While major supermarkets had previously introduced a limit to how many tins shoppers can purchase at once, Coles have now taken that one step further to help stop the practice known as Daigou.

Some supermarkets are going to extreme lengths to stop baby formula being cleared from shelves and sold at huge profits in China. Source: Sunrise

Tins are being taken out of the supermarket aisle and are instead being kept behind the counter with cigarettes and razors.

A sign spotted in a Coles supermarket in Five Dock, Sydney, read “Attention customers, A2 and Aptamil Gold Baby Formula is located at the service desk”.

Formula worth $20 to $30 has been spotted online selling for as much as $100 per tin overseas.

Sunrise guest commentator Ron Wilson said the idea makes sense if it helps take care of local families struggling to get their hands on the right formula.

This sign was spotted in a Coles supermarket in Five Dock, Sydney. Source: Sunrise

“I think this is not a bad idea, they’ve tried to ration it by getting people to do the right thing with the product on the shelves and that is not working,” he said.

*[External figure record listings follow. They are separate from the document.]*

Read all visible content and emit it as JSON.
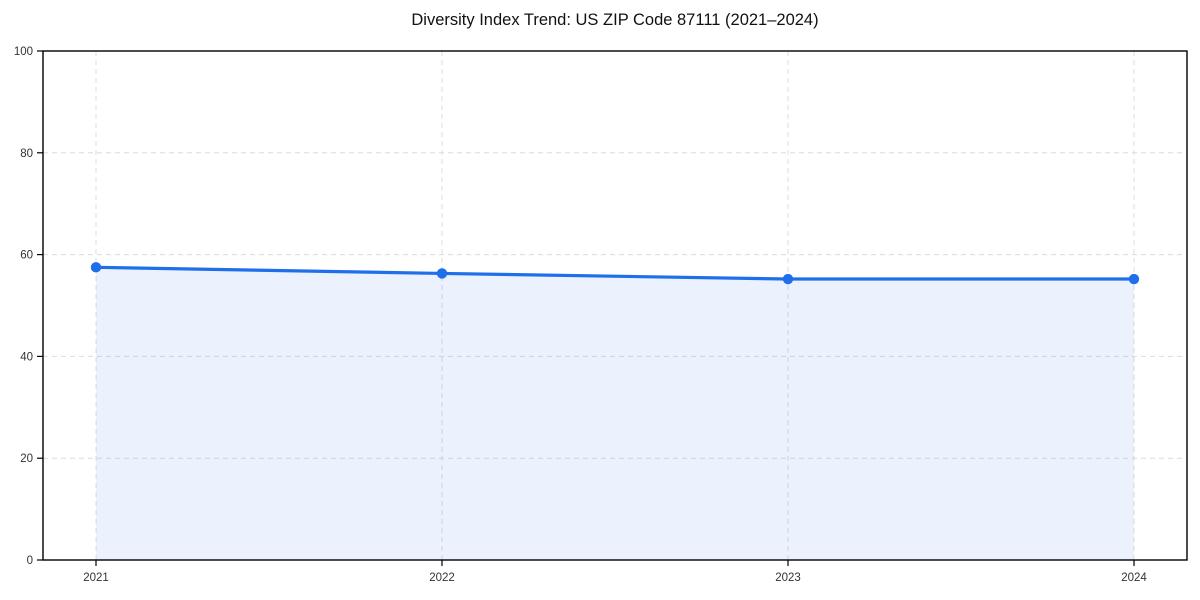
{
  "chart": {
    "title": "Diversity Index Trend: US ZIP Code 87111 (2021–2024)"
  },
  "chart_data": {
    "type": "area",
    "title": "Diversity Index Trend: US ZIP Code 87111 (2021–2024)",
    "x": [
      2021,
      2022,
      2023,
      2024
    ],
    "xticklabels": [
      "2021",
      "2022",
      "2023",
      "2024"
    ],
    "series": [
      {
        "name": "Diversity Index",
        "values": [
          57.5,
          56.3,
          55.2,
          55.2
        ]
      }
    ],
    "xlabel": "",
    "ylabel": "",
    "ylim": [
      0,
      100
    ],
    "yticks": [
      0,
      20,
      40,
      60,
      80,
      100
    ],
    "grid": true,
    "grid_style": "dashed",
    "legend": "none",
    "marker": "circle",
    "colors": {
      "line": "#1f6feb",
      "marker": "#1f6feb",
      "fill": "#1f6feb",
      "fill_opacity": 0.09,
      "grid": "#dcdcdc",
      "axis": "#000000",
      "tick_label": "#333333",
      "title": "#111111",
      "background": "#ffffff"
    }
  }
}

“I think this idea of physically rationing it out is the only way to go.”

Experts believe the high demand for Australian formula is a result of long-running contamination issues within Chinese milk products.

Earlier this year, a My Chemist store in Melbourne came under fire after shoppers were allowed to stock up on the baby formula before the tins even hit the shelves.

Video taken outside the CBD store shows shoppers queuing outside in the early hours of the morning, waiting for the doors to open before racing in and nabbing the tins straight from a trolley.